Нашлось еще несколько пустяковых, прямо ерундовских, но обидных мелочей. Вот, например, не слишком ли много молчал Петр Петрович в своей жизни? Сколько раз можно было ввернуть в разговор меткое словцо, и уже оно, казалось, висело на кончике языка, а говорили его другие. Какие убедительные возражения можно было бы найти при спорах молодежи! Петр Петрович мог бы сказать им… Но тут скука снова давила на сердце, и Петру Петровичу лень было подумать, что же, собственно, он бы им сказал. Одно было ясно: сказать он мог, а вместо того всегда молчал. И молчал вообще всю жизнь. А это было обидно почти до боли.
Или, например, прошлым летом, когда сотрудники распределителя выиграли на конкурсе местной газеты первую премию за образцово поставленное учреждение и получили пять мест в крымской санатории, почему Петр Петрович не поехал в Крым? Правда, тов. Майкерский просил его остаться для пользы службы. Правда, ему не хотелось уезжать одному так далеко, оставив семью в городе. Ему лень было собираться в путь, и ему казалось, что он будет скучать в одиночестве. Но ведь все единогласно признавали тогда, что первое право на место в санатории имеет именно он, Петр Петрович. Тов. Майкерский обошелся бы и без него, семья и так осталась в городе, а Петр Петрович, может быть, вовсе бы не скучал. Может быть, он и увидал бы то, о чем говорил Черкас. Разве же пыльный распределитель и семья, в которой он и так проводит все дни, важнее этого? И опять обида колотила сердце.
В таком настроении и с некоторым опозданием Петр Петрович пришел домой. Дома никто не спросил его о причине опоздания, и это его тоже задело. Он торопился взобраться по лестнице и слегка задохнулся, и он совсем забыл, что, делая неспешные прогулки при каждой возможности, он приучил домашних к своим опозданиям. К столу он сел мрачный, аппетит отсутствовал. Как нарочно, и Константин и Елизавета читали за столом. Петр Петрович долго на них косился, но Елена Матвевна сегодня была чем-то озабочена и не заметила взглядов мужа. Тогда он не выдержал и, должно быть, в первый раз в жизни сделал детям замечание. Для них это было так неожиданно, что они оба отложили книги и с удивлением взглянули на отца. Петр Петрович смутился, но вместе с тем почувствовал на минуту некоторое облегчение. Но потом ему снова стало обидно: ведь он, кажется, за всю жизнь ни разу и голоса-то не возвышал.

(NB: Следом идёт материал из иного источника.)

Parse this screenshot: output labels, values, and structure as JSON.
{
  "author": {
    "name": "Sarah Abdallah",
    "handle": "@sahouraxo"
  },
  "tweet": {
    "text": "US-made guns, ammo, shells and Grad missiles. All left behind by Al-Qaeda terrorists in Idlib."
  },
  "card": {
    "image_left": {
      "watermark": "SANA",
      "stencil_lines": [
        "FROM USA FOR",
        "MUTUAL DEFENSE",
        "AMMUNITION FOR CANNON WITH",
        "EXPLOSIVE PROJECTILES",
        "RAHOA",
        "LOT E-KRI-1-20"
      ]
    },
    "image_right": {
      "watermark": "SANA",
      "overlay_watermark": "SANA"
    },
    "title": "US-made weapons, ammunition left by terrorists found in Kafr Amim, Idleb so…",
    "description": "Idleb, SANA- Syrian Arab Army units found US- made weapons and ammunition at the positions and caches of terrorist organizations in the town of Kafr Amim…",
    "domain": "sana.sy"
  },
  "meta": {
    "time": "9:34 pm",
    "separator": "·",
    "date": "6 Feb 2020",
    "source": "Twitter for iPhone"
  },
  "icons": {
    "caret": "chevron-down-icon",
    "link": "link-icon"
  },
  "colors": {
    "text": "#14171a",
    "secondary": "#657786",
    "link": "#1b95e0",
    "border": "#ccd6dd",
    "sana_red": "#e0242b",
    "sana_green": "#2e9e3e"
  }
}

Елена Матвевна была занята своими мыслями. Только в конце обеда она хмуро сказала:
— Утром Черкас заходил, просил прощения. Главное, просил перед тобой извиниться, он, мол, не хотел тебя обижать, а раззадорили его гости. Я ему сказала: «Не понимаю, кто вас раззадорил. Люди как люди, и даже очень хорошие люди».

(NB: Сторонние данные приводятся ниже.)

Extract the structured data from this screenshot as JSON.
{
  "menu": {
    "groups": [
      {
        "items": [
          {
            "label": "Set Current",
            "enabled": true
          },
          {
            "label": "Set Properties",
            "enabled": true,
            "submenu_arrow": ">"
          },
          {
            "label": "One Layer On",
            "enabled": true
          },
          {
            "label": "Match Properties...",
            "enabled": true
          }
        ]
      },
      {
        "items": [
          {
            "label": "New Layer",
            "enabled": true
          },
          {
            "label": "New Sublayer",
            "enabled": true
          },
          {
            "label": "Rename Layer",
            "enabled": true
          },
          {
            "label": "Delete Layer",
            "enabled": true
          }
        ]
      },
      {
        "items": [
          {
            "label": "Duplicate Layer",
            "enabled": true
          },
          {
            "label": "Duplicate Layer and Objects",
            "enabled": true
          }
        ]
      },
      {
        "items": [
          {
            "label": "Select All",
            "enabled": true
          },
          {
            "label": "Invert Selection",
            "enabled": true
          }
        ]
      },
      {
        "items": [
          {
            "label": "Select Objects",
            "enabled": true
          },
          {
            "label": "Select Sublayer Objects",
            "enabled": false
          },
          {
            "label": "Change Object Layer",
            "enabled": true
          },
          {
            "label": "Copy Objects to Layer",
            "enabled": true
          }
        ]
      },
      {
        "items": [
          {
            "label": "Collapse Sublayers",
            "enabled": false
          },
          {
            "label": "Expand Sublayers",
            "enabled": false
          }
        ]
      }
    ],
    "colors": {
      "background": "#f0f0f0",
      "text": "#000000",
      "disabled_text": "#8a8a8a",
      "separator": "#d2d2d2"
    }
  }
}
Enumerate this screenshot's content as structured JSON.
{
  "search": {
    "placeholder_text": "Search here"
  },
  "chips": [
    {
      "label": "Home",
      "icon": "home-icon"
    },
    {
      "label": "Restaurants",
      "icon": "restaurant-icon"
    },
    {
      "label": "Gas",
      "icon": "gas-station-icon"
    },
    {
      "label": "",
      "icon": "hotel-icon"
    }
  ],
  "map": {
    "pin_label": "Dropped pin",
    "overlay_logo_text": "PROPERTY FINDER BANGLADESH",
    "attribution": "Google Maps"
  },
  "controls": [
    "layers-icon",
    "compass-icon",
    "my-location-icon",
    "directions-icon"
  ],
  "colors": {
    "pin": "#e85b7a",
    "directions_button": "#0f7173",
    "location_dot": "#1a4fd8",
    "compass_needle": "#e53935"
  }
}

Петр Петрович промолчал. Но про себя он несколько раз повторил: «Люди как люди». Сотрудники распределителя, действительно, ничем не отличались от всех прочих людей. Но Петру Петровичу показалось вдруг, что все они испытывают такую же скуку, как и он сам. И тогда он подумал о том, что эти люди как люди ему смертельно надоели и что сегодня. он сам себе тоже надоел.